Further description: The area may be painful, firm, soft, warmer or cooler as compared to adjacent tissue. Stage I may be difficult to detect in individuals with dark skin tones. May indicate "at risk" persons (a heralding sign of risk)
Stage II: Partial thickness loss of dermis presenting as a shallow open ulcer with a red pink wound bed, without slough. May also present as an intact or open/ruptured serum-filled blister.
Further description: Presents as a shiny or dry shallow ulcer without slough or bruising.* This stage should not be used to describe skin tears, tape burns, perineal dermatitis, maceration or excoriation. *Bruising indicates suspected deep tissue injury
Stage III: Full thickness tissue loss. Subcutaneous fat may be visible but bone, tendon or muscle are not exposed. Slough may be present but does not obscure the depth of tissue loss. May include undermining and tunneling.
Further description: The depth of a stage III pressure ulcer varies by anatomical location. The bridge of the nose, ear, occiput and malleolus do not have subcutaneous tissue and stage III ulcers can be shallow. In contrast, areas of significant adiposity can develop extremely deep stage III pressure ulcers. Bone/tendon is not visible or directly palpable.
Stage IV: Full thickness tissue loss with exposed bone, tendon or muscle. Slough or eschar may be present on some parts of the wound bed. Often include undermining and tunneling.

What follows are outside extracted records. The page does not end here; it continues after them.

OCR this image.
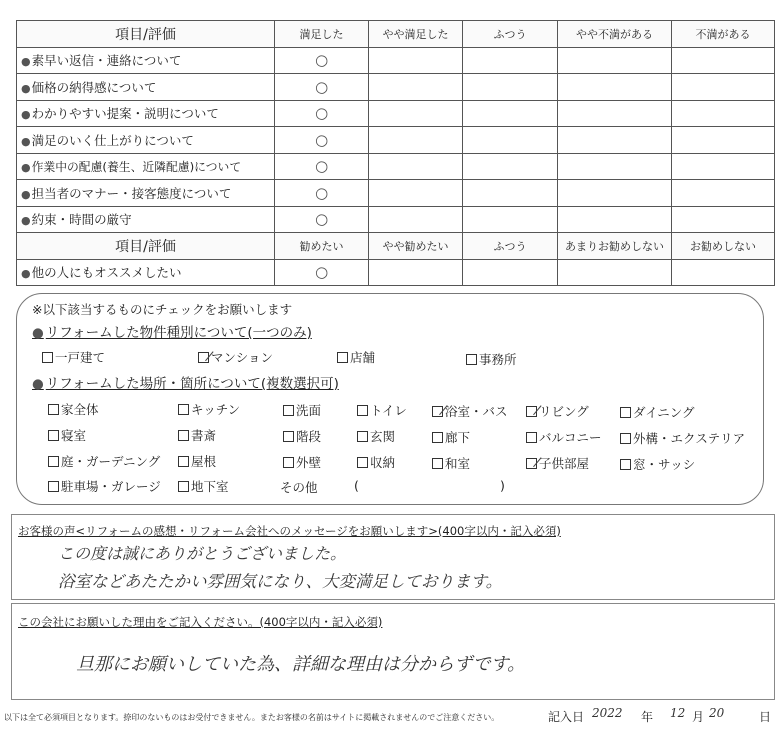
項目/評価	満足した	やや満足した	ふつう	やや不満がある	不満がある
●素早い返信・連絡について	○				
●価格の納得感について	○				
●わかりやすい提案・説明について	○				
●満足のいく仕上がりについて	○				
●作業中の配慮(養生、近隣配慮)について	○				
●担当者のマナー・接客態度について	○				
●約束・時間の厳守	○				
項目/評価	勧めたい	やや勧めたい	ふつう	あまりお勧めしない	お勧めしない
●他の人にもオススメしたい	○				
※以下該当するものにチェックをお願いします
● リフォームした物件種別について(一つのみ)
一戸建て	マンション	店舗	事務所
● リフォームした場所・箇所について(複数選択可)
家全体	キッチン	洗面	トイレ	浴室・バス	リビング	ダイニング
寝室	書斎	階段	玄関	廊下	バルコニー	外構・エクステリア
庭・ガーデニング	屋根	外壁	収納	和室	子供部屋	窓・サッシ
駐車場・ガレージ	地下室	その他	(	)
お客様の声<リフォームの感想・リフォーム会社へのメッセージをお願いします>(400字以内・記入必須)
この度は誠にありがとうございました。
浴室などあたたかい雰囲気になり、大変満足しております。
この会社にお願いした理由をご記入ください。(400字以内・記入必須)
旦那にお願いしていた為、詳細な理由は分からずです。
以下は全て必須項目となります。捺印のないものはお受付できません。またお客様の名前はサイトに掲載されませんのでご注意ください。	記入日 2022 年 12 月 20	日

Further description: The depth of a stage IV pressure ulcer varies by anatomical location. The bridge of the nose, ear, occiput and malleolus do not have subcutaneous tissue and these ulcers can be shallow. Stage IV ulcers can extend into muscle and/or supporting structures (e.g., fascia, tendon or joint capsule) making osteomyelitis possible. Exposed bone/tendon is visible or directly palpable.

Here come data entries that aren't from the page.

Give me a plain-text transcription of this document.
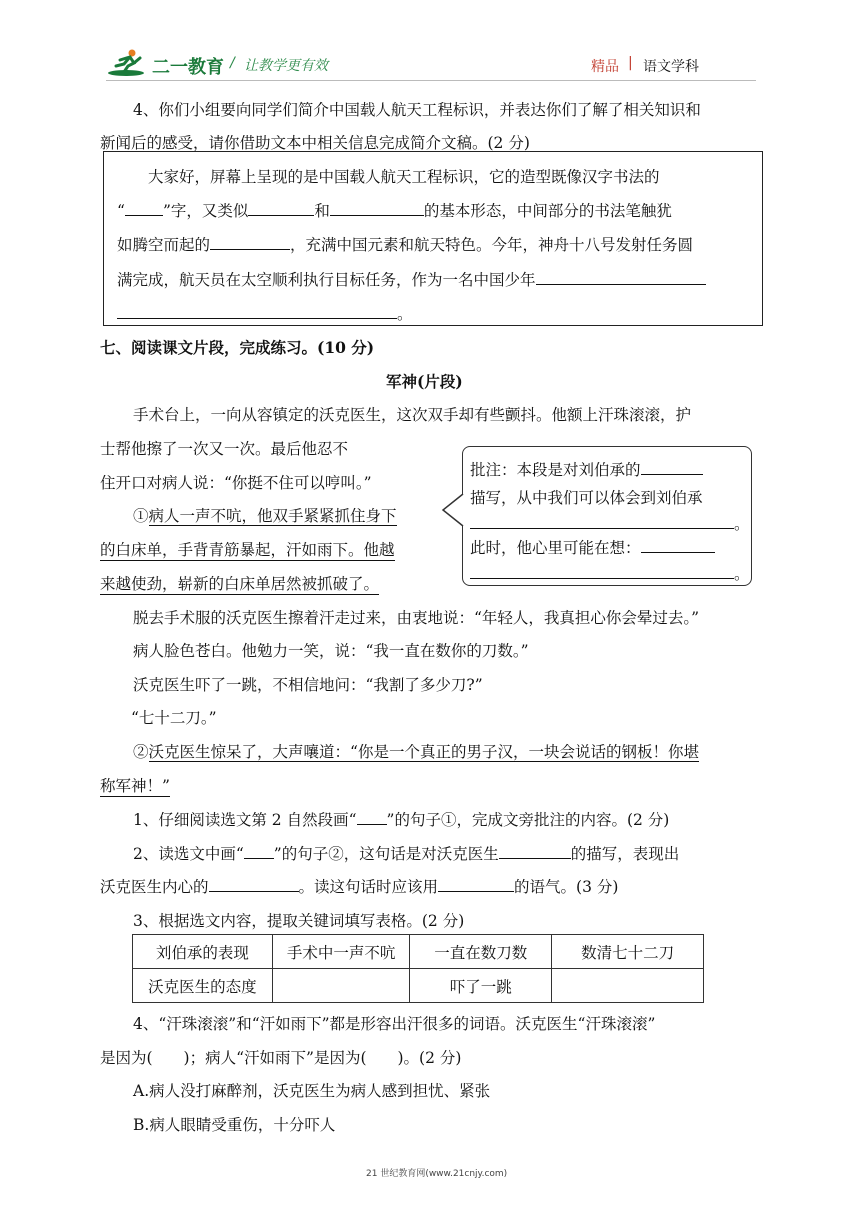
二一教育 / 让教学更有效	精品 | 语文学科
4、你们小组要向同学们简介中国载人航天工程标识，并表达你们了解了相关知识和
新闻后的感受，请你借助文本中相关信息完成简介文稿。(2 分)
大家好，屏幕上呈现的是中国载人航天工程标识，它的造型既像汉字书法的
“ ”字，又类似	和	的基本形态，中间部分的书法笔触犹
如腾空而起的	，充满中国元素和航天特色。今年，神舟十八号发射任务圆
满完成，航天员在太空顺利执行目标任务，作为一名中国少年
。
七、阅读课文片段，完成练习。(10 分)
军神(片段)
手术台上，一向从容镇定的沃克医生，这次双手却有些颤抖。他额上汗珠滚滚，护
士帮他擦了一次又一次。最后他忍不
住开口对病人说：“你挺不住可以哼叫。”
①病人一声不吭，他双手紧紧抓住身下
的白床单，手背青筋暴起，汗如雨下。他越
来越使劲，崭新的白床单居然被抓破了。
批注：本段是对刘伯承的
描写，从中我们可以体会到刘伯承
。
此时，他心里可能在想：
。
脱去手术服的沃克医生擦着汗走过来，由衷地说：“年轻人，我真担心你会晕过去。”
病人脸色苍白。他勉力一笑，说：“我一直在数你的刀数。”
沃克医生吓了一跳，不相信地问：“我割了多少刀?”
“七十二刀。”
②沃克医生惊呆了，大声嚷道：“你是一个真正的男子汉，一块会说话的钢板！你堪
称军神！”
1、仔细阅读选文第 2 自然段画“ ”的句子①，完成文旁批注的内容。(2 分)
2、读选文中画“ ”的句子②，这句话是对沃克医生	的描写，表现出
沃克医生内心的	。读这句话时应该用	的语气。(3 分)
3、根据选文内容，提取关键词填写表格。(2 分)
刘伯承的表现	手术中一声不吭	一直在数刀数	数清七十二刀
沃克医生的态度		吓了一跳	
4、“汗珠滚滚”和“汗如雨下”都是形容出汗很多的词语。沃克医生“汗珠滚滚”
是因为(　　)；病人“汗如雨下”是因为(　　)。(2 分)
A.病人没打麻醉剂，沃克医生为病人感到担忧、紧张
B.病人眼睛受重伤，十分吓人
21 世纪教育网(www.21cnjy.com)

Unstageable: Full thickness tissue loss in which the base of the ulcer is covered by slough (yellow, tan, gray, green or brown) and/or eschar (tan, brown or black) in the wound bed.
Further description: Until enough slough and/or eschar is removed to expose the base of the wound, the true depth, and therefore stage, cannot be determined. Stable (dry, adherent, intact without erythema or fluctuance) eschar on the heels serves as "the body's natural (biological) cover" and should not be removed.

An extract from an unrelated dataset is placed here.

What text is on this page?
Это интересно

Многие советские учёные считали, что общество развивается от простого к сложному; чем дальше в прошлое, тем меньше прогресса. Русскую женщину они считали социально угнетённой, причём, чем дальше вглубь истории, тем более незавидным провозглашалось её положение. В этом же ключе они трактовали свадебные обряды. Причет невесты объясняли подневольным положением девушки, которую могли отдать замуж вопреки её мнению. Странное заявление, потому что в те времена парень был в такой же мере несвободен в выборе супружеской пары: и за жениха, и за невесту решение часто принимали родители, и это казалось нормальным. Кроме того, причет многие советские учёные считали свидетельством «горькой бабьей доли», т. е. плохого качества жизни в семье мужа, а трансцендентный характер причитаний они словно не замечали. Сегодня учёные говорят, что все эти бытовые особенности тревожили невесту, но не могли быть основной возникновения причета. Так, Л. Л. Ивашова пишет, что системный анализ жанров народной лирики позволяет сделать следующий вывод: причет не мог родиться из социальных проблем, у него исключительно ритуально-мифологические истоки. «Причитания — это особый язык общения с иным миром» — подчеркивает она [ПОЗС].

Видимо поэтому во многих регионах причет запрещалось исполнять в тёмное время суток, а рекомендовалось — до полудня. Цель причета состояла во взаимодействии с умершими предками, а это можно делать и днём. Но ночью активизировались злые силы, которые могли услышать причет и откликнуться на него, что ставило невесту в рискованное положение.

For more information see npuap.org. This organization is an excellent resource for caregivers and family members dealing with individuals that are at risk for pressure ulcers.
Bed sores are not always preventable but, in most instances, a nursing home staff should be aware of the pressure and wound building up around the area. It is the nursing staff’s duty to ensure that the elderly are looked after and this means ensuring they are moved and taken care of if the first stage of bed sores are present.
According to federal guidelines these type of ulcers are “preventable" in most situations.
Make sure your loved on is getting the proper care including:
• Proper Hydration and Nutrition; • Is getting turned or rotated every 2 hours if unable to get up from bed or from wheel chair; • Sheets are keep clean and smooth (without wrinkles); • A special pressure relieving mattress or wheel chair cushion is used; • All wounds should be measured and evaluated (Staged from 1-IV) using the “Braden Scale" or similar method; • Wounds are immediately addressed in the early stages and appropriate wound care is performed by a qualified professional, including the use of wound vac devices and other methods to reduce the size and degree of the ulcers.
Questions to ask the Nursing Home regarding Pressure Ulcers:
• Request Nursing Home Policies regarding Pressure Ulcers • Was the sore acquired at the facility? • Has the resident been assessed for Skin Breakdown Risks, what is the Braden scale staging? (Stages I-IV)? • Does the nursing home have photos of the wound? • Has the resident’s family and physician been notified that there is an ulcer? • What was the resident’s treatment plan / care plan for the ulcer. Was there wound care? • Was the wound care provided by the facility or outsourced?